Finally, she nods. “That’s part of why I can’t accept them,” Daisy says. “The lemons. You’re too good, and I’m too broken.”

“Funny. I would have said the same thing.” He taps the wad of cash twice against the tabletop to straighten out the bills, then folds it and stuffs it in his pocket, beginning to walk out of the lab. “Goodnight, Daisy.”

“Deke,” she calls him back. “We’re not going to throw you away even if you stopped being useful. Just so you know.” He pauses in the doorway, his back still to her. “You’re part of the team. And…I know I don’t say it enough, but…you matter. To me. And…I’m just sorry if that gets you killed.”

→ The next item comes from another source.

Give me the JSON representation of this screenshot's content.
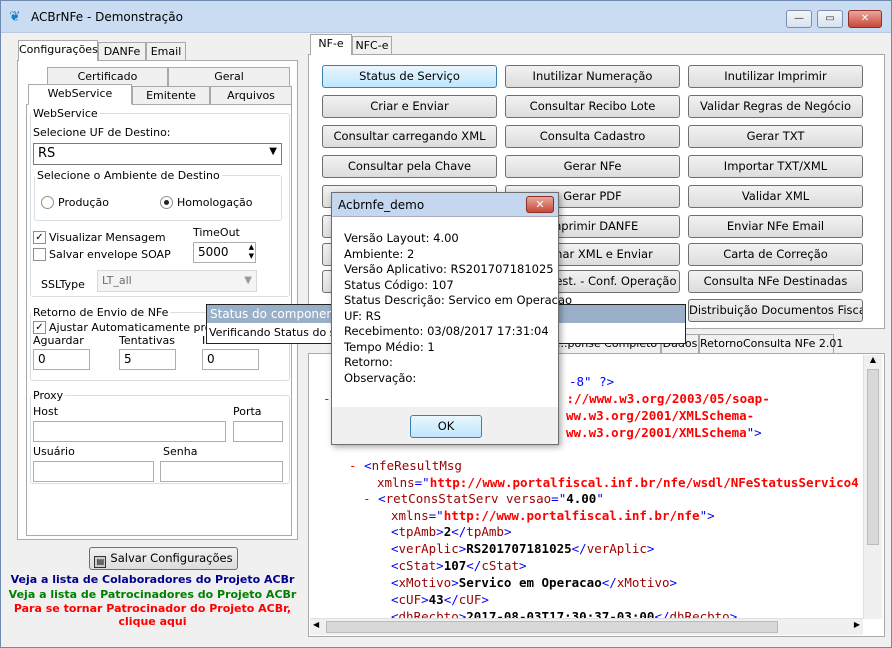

He turns around, then walks up to her, closer than she expects, awkwardly close—and then he’s hugging her, and Daisy hugs him back, because it feels like the natural thing to do. And maybe because though she may not deserve it right now, after shattering his trust like that, she needs it too.

“So far, I’m pretty hard to kill,” Deke says somewhere close to her ear, and she closes her eyes and hopes that’s true. The hug lasts for two more heartbeats—hers or his, it’s hard to tell—before he lets her go, walking through the glass doors toward the bunks without a second glance.

* * *

The next morning, Daisy wakes up and nearly slips on a singular lemon placed carefully outside her door. She bends down and picks it up, holding it in her hand and bringing it to her nose to breathe in the faint, tangy scent of zest.

And if two doors down, Deke is getting ready for the day and finds an orange tucked into his shoe, well—it’s a step in the right direction.

**Author's Note:**

> I tried to give this a happy ending. I tried. Let us all hope the show writers have more success than I did.


End file.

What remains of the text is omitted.